6. Him & Hers, “Sick Of The System”. This commercial was called out last week by Illinois Senator Dick Durbin, for omitting side effects and safety information.

7. Liquid Death, “Safe For Work”. So, you can drink AND drive, even though there’s no alcohol. Not sure what message this sends, and it’s probably not a good one.

8. Poppi, “Soda Thoughts”. This is an ad that’s supposed to take down the Coke-Pepsi cartel? It’s basically Shasta under another name.

9. T-Mobile, “Starlink”. What is a StarLink?
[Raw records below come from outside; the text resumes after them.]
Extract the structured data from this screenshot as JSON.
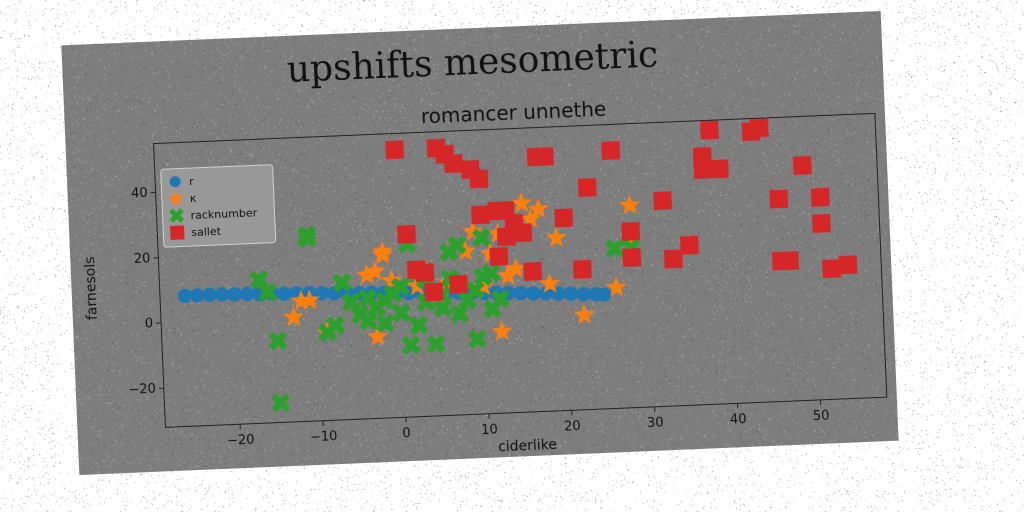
{
  "figure": {
    "suptitle": "upshifts mesometric",
    "background_color": "#7d7d7d"
  },
  "chart_data": {
    "type": "scatter",
    "title": "romancer unnethe",
    "xlabel": "ciderlike",
    "ylabel": "farnesols",
    "xlim": [
      -29,
      58
    ],
    "ylim": [
      -32,
      55
    ],
    "xticks": [
      -20,
      -10,
      0,
      10,
      20,
      30,
      40,
      50
    ],
    "yticks": [
      -20,
      0,
      20,
      40
    ],
    "grid": false,
    "legend_position": "upper-left",
    "series": [
      {
        "name": "r",
        "marker": "circle",
        "color": "#1f77b4",
        "points": [
          [
            -26,
            8
          ],
          [
            -24.5,
            8
          ],
          [
            -23,
            8
          ],
          [
            -21.5,
            8
          ],
          [
            -20,
            7.8
          ],
          [
            -18.5,
            7.8
          ],
          [
            -17,
            7.6
          ],
          [
            -15.5,
            7.6
          ],
          [
            -14,
            7.4
          ],
          [
            -12.5,
            7.3
          ],
          [
            -11,
            7.2
          ],
          [
            -9.5,
            7
          ],
          [
            -8,
            6.9
          ],
          [
            -6.5,
            6.8
          ],
          [
            -5,
            6.6
          ],
          [
            -3.5,
            6.5
          ],
          [
            -2,
            6.4
          ],
          [
            -0.5,
            6.2
          ],
          [
            1,
            6
          ],
          [
            2.5,
            5.9
          ],
          [
            4,
            5.7
          ],
          [
            5.5,
            5.6
          ],
          [
            7,
            5.4
          ],
          [
            8.5,
            5.2
          ],
          [
            10,
            5
          ],
          [
            11.5,
            4.9
          ],
          [
            13,
            4.7
          ],
          [
            14.5,
            4.5
          ],
          [
            16,
            4.3
          ],
          [
            17.5,
            4.1
          ],
          [
            19,
            3.9
          ],
          [
            20.5,
            3.7
          ],
          [
            22,
            3.4
          ],
          [
            23.5,
            3.2
          ],
          [
            24.5,
            3
          ]
        ]
      },
      {
        "name": "κ",
        "marker": "star",
        "color": "#ff7f0e",
        "points": [
          [
            -12,
            5
          ],
          [
            -11,
            5
          ],
          [
            -13,
            0
          ],
          [
            -9,
            -5
          ],
          [
            -3,
            -7
          ],
          [
            -2,
            18
          ],
          [
            -3,
            13
          ],
          [
            -4,
            12
          ],
          [
            -1,
            10
          ],
          [
            2,
            8
          ],
          [
            5,
            7
          ],
          [
            8,
            18
          ],
          [
            9,
            24
          ],
          [
            10,
            7
          ],
          [
            11,
            17
          ],
          [
            12,
            -7
          ],
          [
            12,
            23
          ],
          [
            13,
            10
          ],
          [
            15,
            32
          ],
          [
            16,
            27
          ],
          [
            17,
            30
          ],
          [
            19,
            21
          ],
          [
            22,
            -3
          ],
          [
            26,
            5
          ],
          [
            28,
            20
          ],
          [
            28,
            30
          ],
          [
            3,
            13
          ],
          [
            -2,
            19
          ],
          [
            14,
            12
          ],
          [
            18,
            7
          ]
        ]
      },
      {
        "name": "racknumber",
        "marker": "x",
        "color": "#2ca02c",
        "points": [
          [
            -15,
            -26
          ],
          [
            -15,
            -7
          ],
          [
            -17,
            12
          ],
          [
            -16,
            8
          ],
          [
            -11,
            24
          ],
          [
            -11,
            25
          ],
          [
            -9,
            -5
          ],
          [
            -8,
            -3
          ],
          [
            -7,
            10
          ],
          [
            -6,
            4
          ],
          [
            -5,
            0
          ],
          [
            -4,
            -2
          ],
          [
            -3,
            2
          ],
          [
            -2,
            4
          ],
          [
            -1,
            6
          ],
          [
            0,
            0
          ],
          [
            1,
            21
          ],
          [
            1,
            -10
          ],
          [
            2,
            -4
          ],
          [
            3,
            10
          ],
          [
            3,
            3
          ],
          [
            4,
            -10
          ],
          [
            5,
            1
          ],
          [
            6,
            18
          ],
          [
            7,
            20
          ],
          [
            8,
            3
          ],
          [
            9,
            -9
          ],
          [
            10,
            22
          ],
          [
            10,
            10
          ],
          [
            11,
            11
          ],
          [
            11,
            0
          ],
          [
            12,
            3
          ],
          [
            5,
            5
          ],
          [
            -2,
            -3
          ],
          [
            0,
            8
          ],
          [
            2,
            12
          ],
          [
            7,
            -1
          ],
          [
            -4,
            5
          ],
          [
            9,
            6
          ],
          [
            6,
            10
          ],
          [
            28,
            17
          ],
          [
            26,
            17
          ]
        ]
      },
      {
        "name": "sallet",
        "marker": "square",
        "color": "#d62728",
        "points": [
          [
            0,
            50
          ],
          [
            5,
            50
          ],
          [
            6,
            48
          ],
          [
            7,
            45
          ],
          [
            9,
            43
          ],
          [
            10,
            40
          ],
          [
            1,
            24
          ],
          [
            2,
            13
          ],
          [
            3,
            12
          ],
          [
            4,
            6
          ],
          [
            7,
            8
          ],
          [
            10,
            29
          ],
          [
            12,
            30
          ],
          [
            13,
            30
          ],
          [
            14,
            26
          ],
          [
            15,
            23
          ],
          [
            16,
            11
          ],
          [
            17,
            46
          ],
          [
            18,
            46
          ],
          [
            20,
            27
          ],
          [
            22,
            11
          ],
          [
            23,
            36
          ],
          [
            26,
            47
          ],
          [
            28,
            22
          ],
          [
            28,
            14
          ],
          [
            32,
            31
          ],
          [
            33,
            13
          ],
          [
            35,
            17
          ],
          [
            37,
            44
          ],
          [
            37,
            40
          ],
          [
            38,
            52
          ],
          [
            39,
            40
          ],
          [
            43,
            51
          ],
          [
            44,
            52
          ],
          [
            46,
            30
          ],
          [
            46,
            11
          ],
          [
            47,
            11
          ],
          [
            49,
            40
          ],
          [
            51,
            30
          ],
          [
            51,
            22
          ],
          [
            52,
            8
          ],
          [
            54,
            9
          ],
          [
            12,
            16
          ],
          [
            13,
            22
          ]
        ]
      }
    ]
  }
}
Does America know what it even means? (I know what StarLink is, and no thanks.)

10. Dove, “These Legs”. No problem with the ad, but why are we producing a commercial in a 4:3 standard definition format in The Year Of Our Lord 2025? It’s like shooting a commercial on 16mm film in 1994.

Kendrick Lamar at the Super Bowl Halftime Show. (NFL/ YouTubeTV)

Halftime Show

This year’s Apple Music-sponsored halftime show featured Grammy-winning Hip-Hop artist Kendrick Lamar performing his greatest hits, including the most popular diss track of all time – Not Like Us, aimed at rival rapper Drake. The show featured Samuel L. Jackson in an Uncle Sam costume (ha, ha) with SZA performing along Lamar with hundreds of dancers, with some even resembling an American flag. You even had Drake’s ex – Serena Williams – yes, that Serena Williams – in the show doing a crip walk. Lamar proved why we won Grammys last week…his performance was perfect, didn’t miss a beat, and was fun to watch.
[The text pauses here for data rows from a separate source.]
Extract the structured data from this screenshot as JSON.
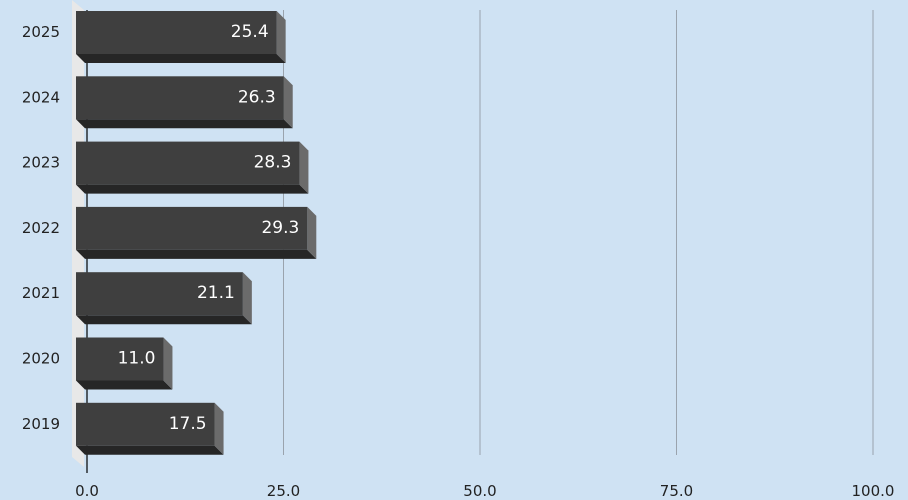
{
  "chart_data": {
    "type": "bar",
    "orientation": "horizontal",
    "style": "3d",
    "categories": [
      "2025",
      "2024",
      "2023",
      "2022",
      "2021",
      "2020",
      "2019"
    ],
    "values": [
      25.4,
      26.3,
      28.3,
      29.3,
      21.1,
      11.0,
      17.5
    ],
    "value_labels": [
      "25.4",
      "26.3",
      "28.3",
      "29.3",
      "21.1",
      "11.0",
      "17.5"
    ],
    "xlim": [
      0,
      100
    ],
    "x_ticks": [
      "0.0",
      "25.0",
      "50.0",
      "75.0",
      "100.0"
    ],
    "title": "",
    "xlabel": "",
    "ylabel": "",
    "grid": "vertical",
    "legend": "none",
    "colors": {
      "background": "#cfe2f3",
      "bar_front": "#3f3f3f",
      "bar_side": "#6b6b6b",
      "bar_bottom": "#262626",
      "gridline": "#9aa3ad",
      "floor": "#e8e8e8",
      "value_text": "#ffffff",
      "axis_text": "#222222"
    }
  }
}
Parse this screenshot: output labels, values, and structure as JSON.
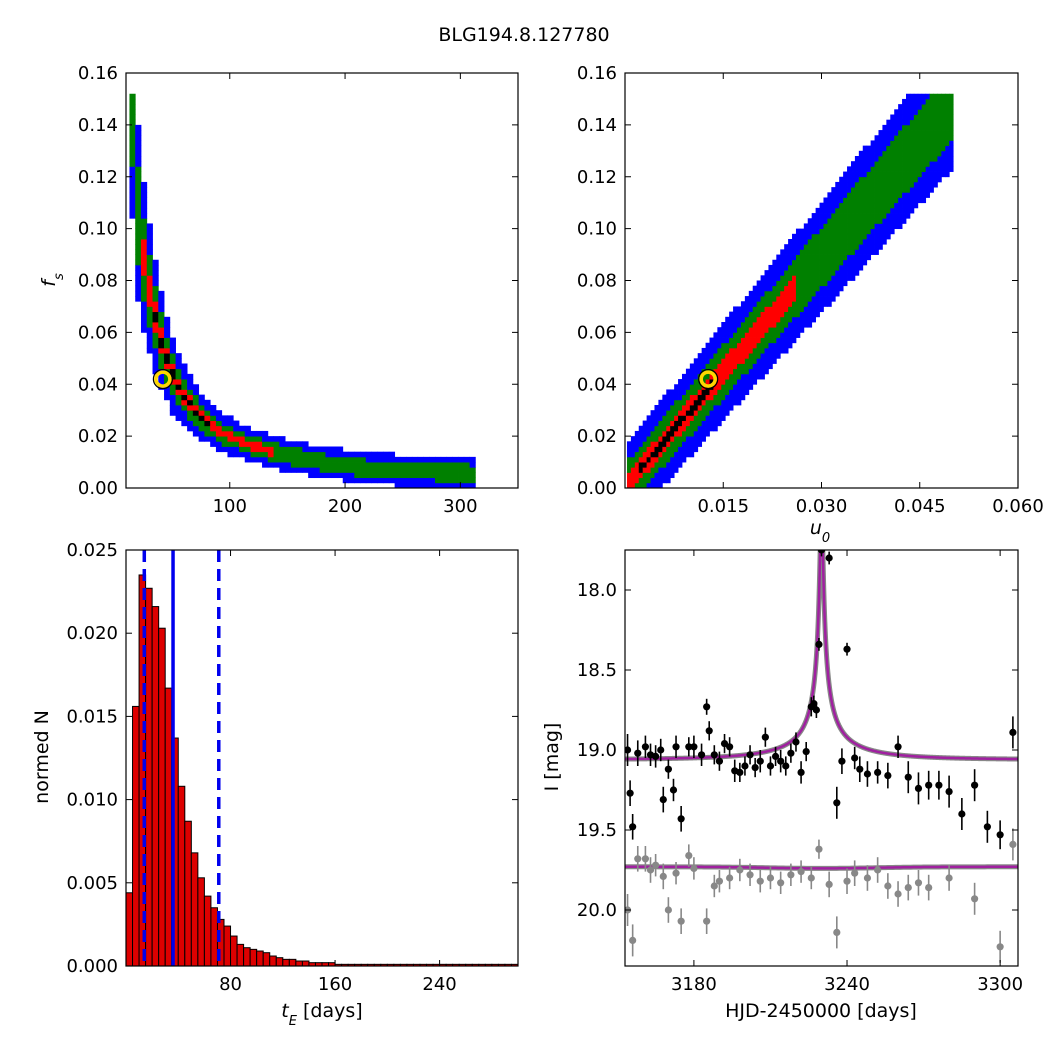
{
  "title": "BLG194.8.127780",
  "colors": {
    "outer": "#0000ff",
    "mid": "#008000",
    "inner": "#ff0000",
    "core": "#000000",
    "marker": "#ffd700",
    "model": "#a020a0",
    "hist": "#dd0000",
    "vline": "#0000ee",
    "comp": "#888888"
  },
  "chart_data": [
    {
      "type": "heatmap",
      "panel": "tE-fs",
      "ylabel": "f_s",
      "xlim": [
        10,
        350
      ],
      "ylim": [
        0,
        0.16
      ],
      "xticks": [
        100,
        200,
        300
      ],
      "xtick_labels": [
        "100",
        "200",
        "300"
      ],
      "yticks": [
        0,
        0.02,
        0.04,
        0.06,
        0.08,
        0.1,
        0.12,
        0.14,
        0.16
      ],
      "ytick_labels": [
        "0.00",
        "0.02",
        "0.04",
        "0.06",
        "0.08",
        "0.10",
        "0.12",
        "0.14",
        "0.16"
      ],
      "best_fit": {
        "x": 42,
        "y": 0.042
      }
    },
    {
      "type": "heatmap",
      "panel": "u0-fs",
      "xlabel": "u_0",
      "xlim": [
        0,
        0.06
      ],
      "ylim": [
        0,
        0.16
      ],
      "xticks": [
        0.015,
        0.03,
        0.045,
        0.06
      ],
      "xtick_labels": [
        "0.015",
        "0.030",
        "0.045",
        "0.060"
      ],
      "yticks": [
        0,
        0.02,
        0.04,
        0.06,
        0.08,
        0.1,
        0.12,
        0.14,
        0.16
      ],
      "ytick_labels": [
        "0.00",
        "0.02",
        "0.04",
        "0.06",
        "0.08",
        "0.10",
        "0.12",
        "0.14",
        "0.16"
      ],
      "best_fit": {
        "x": 0.0127,
        "y": 0.042
      }
    },
    {
      "type": "bar",
      "panel": "tE-histogram",
      "xlabel": "t_E [days]",
      "ylabel": "normed N",
      "xlim": [
        0,
        300
      ],
      "ylim": [
        0,
        0.025
      ],
      "bin_width": 5,
      "bin_starts": [
        0,
        5,
        10,
        15,
        20,
        25,
        30,
        35,
        40,
        45,
        50,
        55,
        60,
        65,
        70,
        75,
        80,
        85,
        90,
        95,
        100,
        105,
        110,
        115,
        120,
        125,
        130,
        135,
        140,
        145,
        150,
        155,
        160,
        165,
        170,
        175,
        180,
        185,
        190,
        195,
        200,
        205,
        210,
        215,
        220,
        225,
        230,
        235,
        240,
        245,
        250,
        255,
        260,
        265,
        270,
        275,
        280,
        285,
        290,
        295
      ],
      "values": [
        0.0044,
        0.0156,
        0.0235,
        0.0227,
        0.0216,
        0.0203,
        0.0167,
        0.0137,
        0.0108,
        0.0087,
        0.0068,
        0.0053,
        0.0042,
        0.0035,
        0.0028,
        0.0024,
        0.0018,
        0.0013,
        0.0011,
        0.001,
        0.0009,
        0.0008,
        0.0006,
        0.0005,
        0.0004,
        0.0004,
        0.0003,
        0.0003,
        0.0002,
        0.0002,
        0.0002,
        0.0002,
        0.0001,
        0.0001,
        0.0001,
        0.0001,
        0.0001,
        0.0001,
        0.0001,
        0.0001,
        0.0001,
        0.0001,
        0.0001,
        0.0001,
        0.0001,
        0.0001,
        0.0001,
        0.0001,
        0.0001,
        0.0001,
        0.0001,
        0.0001,
        0.0001,
        0.0001,
        0.0001,
        0.0001,
        0.0001,
        0.0001,
        0.0001,
        0.0001
      ],
      "vlines": [
        {
          "x": 36,
          "style": "solid"
        },
        {
          "x": 14,
          "style": "dashed"
        },
        {
          "x": 71,
          "style": "dashed"
        }
      ],
      "xticks": [
        80,
        160,
        240
      ],
      "xtick_labels": [
        "80",
        "160",
        "240"
      ],
      "yticks": [
        0,
        0.005,
        0.01,
        0.015,
        0.02,
        0.025
      ],
      "ytick_labels": [
        "0.000",
        "0.005",
        "0.010",
        "0.015",
        "0.020",
        "0.025"
      ]
    },
    {
      "type": "scatter",
      "panel": "lightcurve",
      "xlabel": "HJD-2450000 [days]",
      "ylabel": "I [mag]",
      "xlim": [
        3153,
        3307
      ],
      "ylim": [
        20.35,
        17.75
      ],
      "xticks": [
        3180,
        3240,
        3300
      ],
      "xtick_labels": [
        "3180",
        "3240",
        "3300"
      ],
      "yticks": [
        18.0,
        18.5,
        19.0,
        19.5,
        20.0
      ],
      "ytick_labels": [
        "18.0",
        "18.5",
        "19.0",
        "19.5",
        "20.0"
      ],
      "model": {
        "t0": 3230,
        "tE": 42,
        "u0": 0.0127,
        "fs": 0.042,
        "baseline": 19.06,
        "comp_baseline": 19.73
      },
      "series": [
        {
          "role": "data",
          "x": [
            3154,
            3155,
            3156,
            3158,
            3161,
            3163,
            3165,
            3167,
            3168,
            3170,
            3172,
            3173,
            3175,
            3178,
            3180,
            3183,
            3185,
            3186,
            3188,
            3190,
            3192,
            3194,
            3196,
            3198,
            3200,
            3202,
            3204,
            3206,
            3208,
            3210,
            3212,
            3214,
            3216,
            3218,
            3220,
            3222,
            3224,
            3226,
            3227,
            3228,
            3229,
            3230,
            3233,
            3236,
            3238,
            3240,
            3243,
            3245,
            3248,
            3252,
            3256,
            3260,
            3264,
            3268,
            3272,
            3276,
            3280,
            3285,
            3290,
            3295,
            3300,
            3305
          ],
          "y": [
            19.0,
            19.27,
            19.48,
            19.02,
            18.98,
            19.03,
            19.04,
            19.0,
            19.31,
            19.12,
            19.25,
            18.98,
            19.43,
            18.98,
            18.98,
            19.03,
            18.73,
            18.88,
            19.03,
            19.07,
            18.96,
            18.98,
            19.13,
            19.14,
            19.1,
            19.03,
            19.11,
            19.07,
            18.92,
            19.1,
            19.04,
            19.07,
            19.1,
            19.02,
            18.95,
            19.14,
            19.01,
            18.73,
            18.71,
            18.75,
            18.34,
            17.75,
            17.8,
            19.33,
            19.07,
            18.37,
            19.05,
            19.12,
            19.15,
            19.14,
            19.16,
            18.98,
            19.17,
            19.24,
            19.22,
            19.22,
            19.26,
            19.4,
            19.22,
            19.48,
            19.53,
            18.89
          ],
          "yerr": [
            0.1,
            0.08,
            0.08,
            0.08,
            0.07,
            0.07,
            0.07,
            0.07,
            0.08,
            0.06,
            0.07,
            0.07,
            0.08,
            0.06,
            0.07,
            0.07,
            0.05,
            0.06,
            0.06,
            0.06,
            0.06,
            0.06,
            0.07,
            0.06,
            0.06,
            0.06,
            0.06,
            0.07,
            0.06,
            0.06,
            0.06,
            0.07,
            0.06,
            0.06,
            0.06,
            0.07,
            0.06,
            0.06,
            0.05,
            0.05,
            0.04,
            0.04,
            0.04,
            0.1,
            0.08,
            0.04,
            0.07,
            0.08,
            0.08,
            0.07,
            0.08,
            0.07,
            0.1,
            0.1,
            0.09,
            0.09,
            0.1,
            0.1,
            0.1,
            0.1,
            0.09,
            0.1
          ]
        },
        {
          "role": "comparison",
          "x": [
            3154,
            3156,
            3158,
            3161,
            3163,
            3165,
            3168,
            3170,
            3173,
            3175,
            3178,
            3180,
            3185,
            3188,
            3190,
            3194,
            3198,
            3202,
            3206,
            3210,
            3214,
            3218,
            3222,
            3226,
            3229,
            3233,
            3236,
            3240,
            3243,
            3248,
            3252,
            3256,
            3260,
            3264,
            3268,
            3272,
            3280,
            3290,
            3300,
            3305
          ],
          "y": [
            20.0,
            20.19,
            19.68,
            19.68,
            19.75,
            19.72,
            19.79,
            20.0,
            19.77,
            20.07,
            19.66,
            19.74,
            20.07,
            19.85,
            19.82,
            19.8,
            19.75,
            19.78,
            19.82,
            19.8,
            19.83,
            19.78,
            19.76,
            19.8,
            19.62,
            19.84,
            20.14,
            19.82,
            19.77,
            19.8,
            19.75,
            19.85,
            19.9,
            19.86,
            19.83,
            19.86,
            19.8,
            19.93,
            20.23,
            19.59
          ],
          "yerr": [
            0.1,
            0.1,
            0.08,
            0.08,
            0.08,
            0.07,
            0.08,
            0.08,
            0.07,
            0.08,
            0.07,
            0.07,
            0.08,
            0.07,
            0.07,
            0.07,
            0.07,
            0.07,
            0.07,
            0.07,
            0.07,
            0.07,
            0.07,
            0.07,
            0.06,
            0.08,
            0.1,
            0.08,
            0.08,
            0.08,
            0.08,
            0.08,
            0.08,
            0.08,
            0.08,
            0.08,
            0.08,
            0.1,
            0.1,
            0.1
          ]
        }
      ]
    }
  ]
}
The reaction was decidedly mixed – fans of Hip-Hop and Lamar loved it, while older audiences predictably hated it, which isn’t a surprise in a very fragmented media world. Even though this 52-year-old writer has long stopped following the current music scene, Not Like Us was in the public consciousness so much last summer, even those who weren’t familiar with his music knew whom he was referring to. Not Like Us was played at NBA and WNBA games, picnics, from cars – it was played everywhere (except at retail of course, where burned-out Mariah Carey and Wang Chung music are the unfortunate rule.) The same hateful reactions I saw on social media are the same ones I saw in 1990 when rap was breaking into the mainstream. Well, I have news for you: it is NOW the mainstream. The days of insipid slogans like “The Best Hits With No Rap” are over – it isn’t 1996 anymore. Deal with it, America.

Not like us, indeed.

Grade: A+

Notes

– USA Today’s 37th annual Super Bowl Ad Meter had Budweiser’s “First Delivery” ad as tops (it didn’t make the top 10 here) while another Tubi ad finished dead last in 57th place. For the first time ever, the top best and worst ad on T Dog Media wasn’t found anywhere on the Ad Meter.
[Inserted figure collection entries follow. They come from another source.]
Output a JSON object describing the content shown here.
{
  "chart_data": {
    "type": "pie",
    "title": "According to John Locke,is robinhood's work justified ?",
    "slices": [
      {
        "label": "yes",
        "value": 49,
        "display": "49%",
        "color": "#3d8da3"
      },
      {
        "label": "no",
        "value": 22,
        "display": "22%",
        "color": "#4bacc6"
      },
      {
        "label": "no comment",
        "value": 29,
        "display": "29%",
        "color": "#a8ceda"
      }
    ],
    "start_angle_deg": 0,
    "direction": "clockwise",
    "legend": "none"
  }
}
– A Super Bowl ad cost $8 million per thirty-second spot this year – makes you wonder how much Jeep spent for their extra-long Harrison Ford commercial.

– The most stunning ad was a local Jewel-Osco spot featuring a man and woman meeting at Jewel, falling in love, getting married, and giving birth to…some kind of mascot? At least it wasn’t another Malman Law or Smithe sister.